Certainly, here’s a brief summary…
Maths Ch1 and Ch4 when triggered (on the trig input) will generate an envelope with a specific rise and fall time configured by the ‘rise’, ‘fall’, and ‘vari-response’ knobs. You can trigger the envelopes with a square wave running at audio rates. Though Maths is still generating an envelope at these audio rates, we’ll call it an impulse train, which is the terminology used in the Mangroves Technical Map.
What makes this particularly cool and unique in comparison to a traditional VCO, is when triggering an impulse train on Maths with a square wave VCO that’s being sequenced to a particular melody, the pulse width of the envelopes (or single impulse) do not change, thus formant synthesis is achieved. Conversely, on a typical VCO generating a sawtooth for example, the width of the sawtooth will scale along with the pitch. This pulse width scaling behavior can also be achieved on Mangrove through the ‘Constant Wave’ switch, and can be approximated on Maths by sending the v/8 sequence not only to the square waves that are triggering Maths but also to Maths ‘both’ input.
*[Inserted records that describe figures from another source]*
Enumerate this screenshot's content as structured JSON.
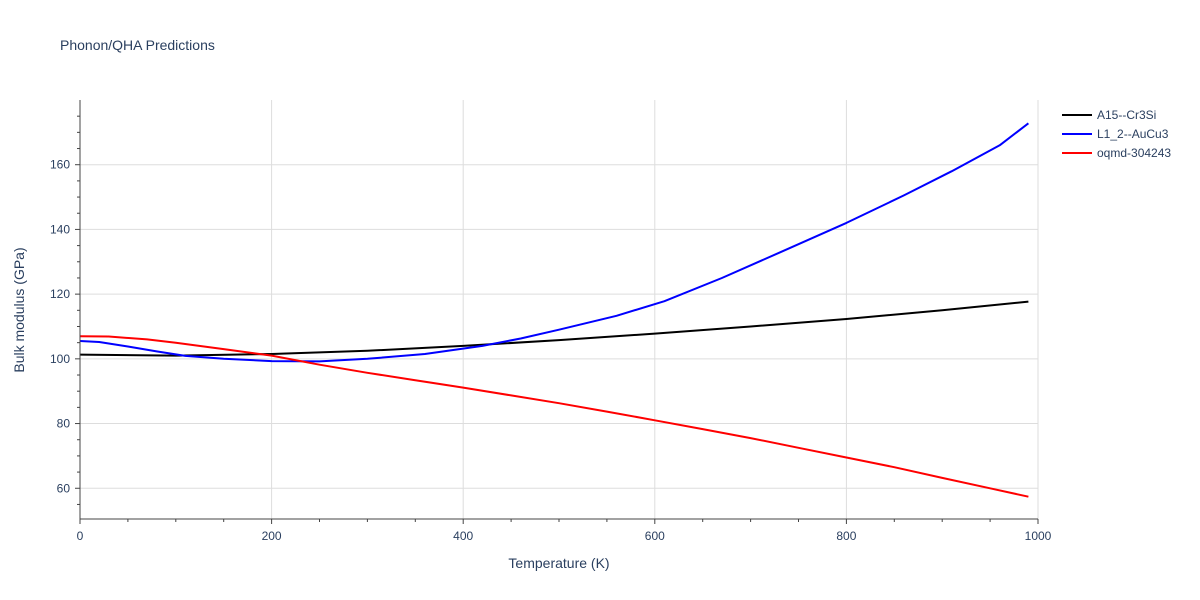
{
  "chart_data": {
    "type": "line",
    "title": "Phonon/QHA Predictions",
    "xlabel": "Temperature (K)",
    "ylabel": "Bulk modulus (GPa)",
    "xlim": [
      0,
      1000
    ],
    "ylim": [
      50.5,
      180
    ],
    "xticks": [
      0,
      200,
      400,
      600,
      800,
      1000
    ],
    "yticks": [
      60,
      80,
      100,
      120,
      140,
      160
    ],
    "grid": true,
    "legend_position": "top-right",
    "series": [
      {
        "name": "A15--Cr3Si",
        "color": "#000000",
        "x": [
          0,
          100,
          200,
          300,
          400,
          500,
          600,
          700,
          800,
          900,
          990
        ],
        "y": [
          101.3,
          101.0,
          101.5,
          102.5,
          104.0,
          105.8,
          107.8,
          110.0,
          112.3,
          115.0,
          117.7
        ]
      },
      {
        "name": "L1_2--AuCu3",
        "color": "#0000ff",
        "x": [
          0,
          20,
          50,
          80,
          110,
          150,
          200,
          250,
          300,
          360,
          420,
          460,
          500,
          560,
          610,
          670,
          730,
          800,
          860,
          910,
          960,
          990
        ],
        "y": [
          105.5,
          105.2,
          103.8,
          102.3,
          100.9,
          100.0,
          99.3,
          99.2,
          100.0,
          101.5,
          104.0,
          106.3,
          109.0,
          113.3,
          117.8,
          125.0,
          132.8,
          142.0,
          150.5,
          158.0,
          166.0,
          172.8
        ]
      },
      {
        "name": "oqmd-304243",
        "color": "#ff0000",
        "x": [
          0,
          30,
          70,
          100,
          150,
          200,
          250,
          300,
          350,
          400,
          450,
          500,
          550,
          600,
          650,
          700,
          750,
          800,
          850,
          900,
          950,
          990
        ],
        "y": [
          107.0,
          106.9,
          106.0,
          105.0,
          103.0,
          101.0,
          98.2,
          95.7,
          93.4,
          91.1,
          88.7,
          86.3,
          83.7,
          81.0,
          78.3,
          75.5,
          72.5,
          69.5,
          66.5,
          63.2,
          60.0,
          57.4
        ]
      }
    ]
  }
}
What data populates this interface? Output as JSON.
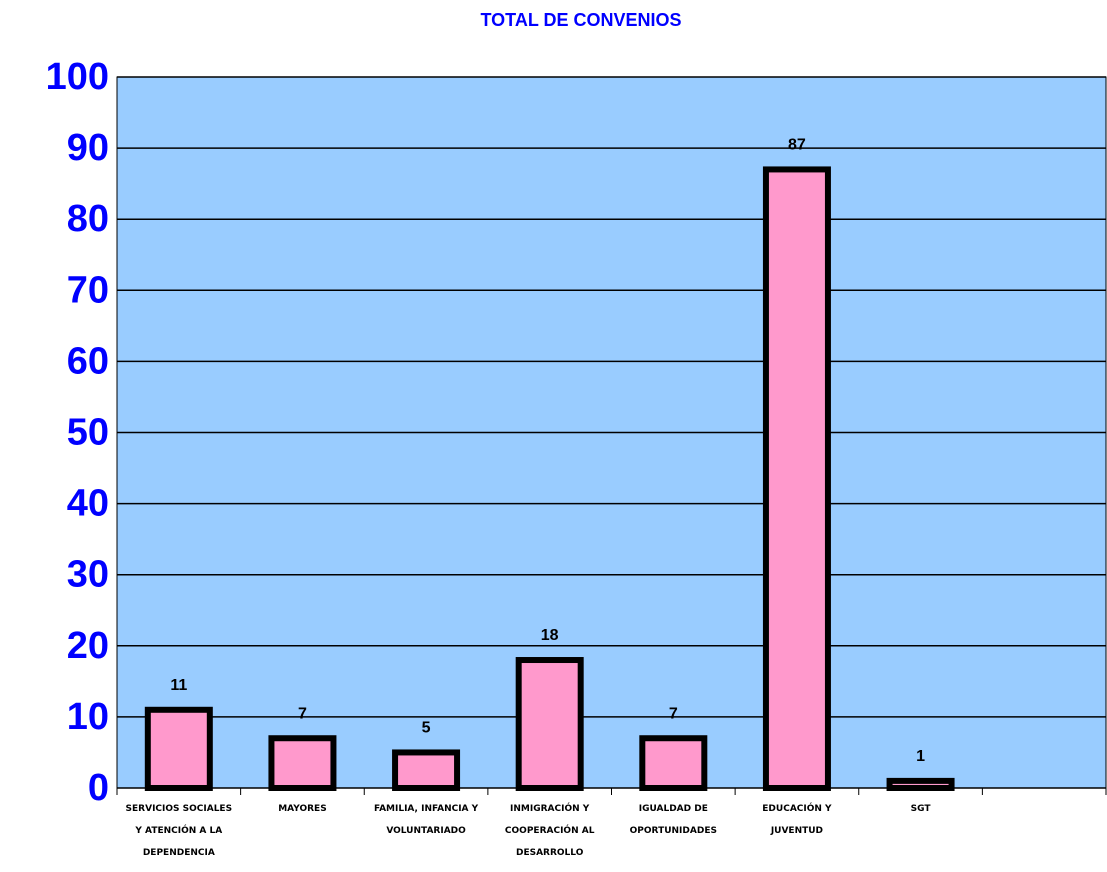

What’s rad about formant synthesis in this context, aka generating impulse trains from a square wave, is that when the wavelength of the triggering square wave is less than the rise time of the envelope, the function generator will ignore all rising edges of the square wave occurring after the initial one that triggered it until it the envelope has reached the end of it’s rise and is now falling. This results in subdivision of the impulse train, making it jump around and sound really wild.
On the MW link FluffyDuck posted I included a couple scope screenshots showing the subdivision which helps demystify what’s happening.